A political risk guarantee assures an investor that the guarantor will assume costs for damage or disruption of business arising from non-commercial risks such as expropriation, currency inconvertibility or non-transfer, terrorism, sabotage, riots or breach of contract.

"We started with no portfolio three years ago. We have had a consistent submission flow and it is growing," he told AFP on the sidelines of the recent Pacific Economic Cooperation Council meeting in Brunei.

"It's going to continue to grow because political risk is not going to become less of an issue with time.
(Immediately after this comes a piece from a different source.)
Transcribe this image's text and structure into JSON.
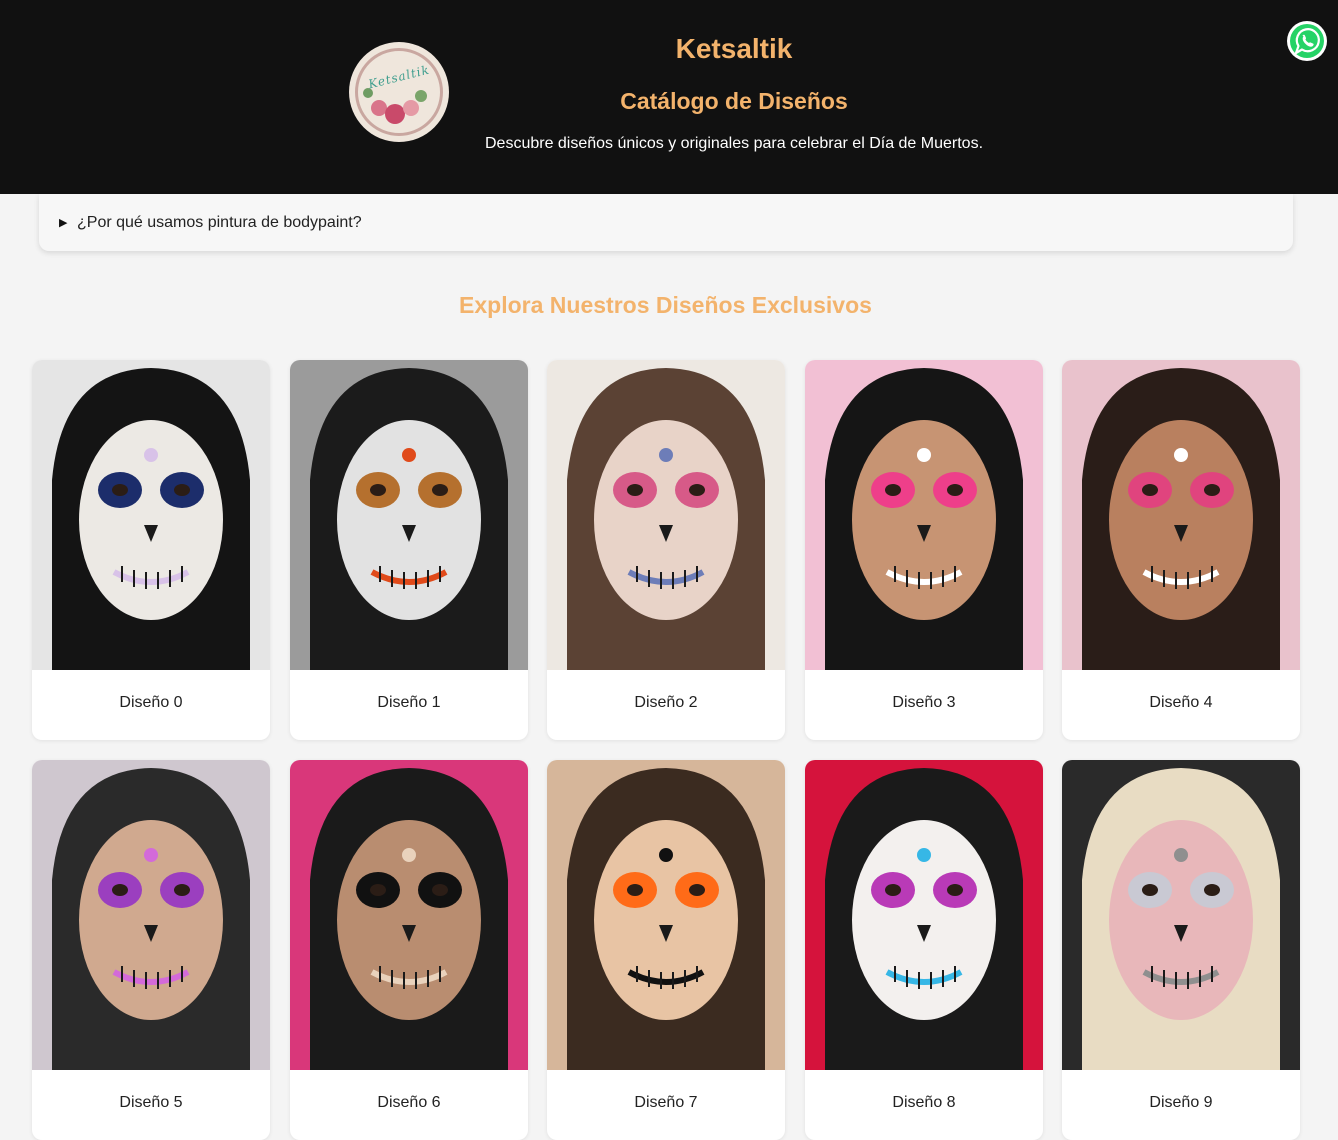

It's going to become more of an issue.

"The question becomes, will the demand of international equity investors, lenders and traders coincide with what providers of political risk guarantees are able to provide?"

Wagner said ADB guarantees are a risk management tool to help catalyze trade and investment into Asia at a time when investor perception of the region has been dented by a spate of terrorist attacks.

"We think we have a good story to tell. What we want to do, ultimately, is provide credit enhancement," he said.

"It helps to mobilize capital and that's what we want to do - facilitate capital flows to promote the development process in Asia."

Indonesia, the Philippines, China and Vietnam are the countries in Asia where most companies have sought political risk guarantees over the past two years, said Wagner, who has 15 years of experience in underwriting and brokering political risk insurance for global companies.

ADB, with a premium triple A rating from international credit rating agencies, can issue up to 150 million dollars of political risk cover per transaction and is the only multilateral institution focused exclusively on Asia.

Despite rising demand, however, the number of investment transactions which require political risk coverage has fallen because of a slump in cross-border investments induced by the global economic slowdown and security concerns.

"A number of lending institutions have reduced their cross- border exposures in developing countries. They are sticking more towards investment in the developed world," Wagner said.

The September 11, 2001 terrorist attacks in the United States, the currency meltdown in Argentina and other global stresses have forced investors "to take a second look at where they are doing business and how they are doing business."

Approximately 75 percent of those entities seeking political risk guarantees are financial institutions looking to support cross-border transactions, Wagner said.

ADB has provided political risk guarantees for the financiers of power plants in Sri Lanka, Bangladesh and Vietnam. The bank is currently working on projects in Indonesia and Thailand.

With political risk taking a front-burner position now in the minds of many international businesses, it has become a much stronger potential deterrent to investment than it was two years ago, Wagner said.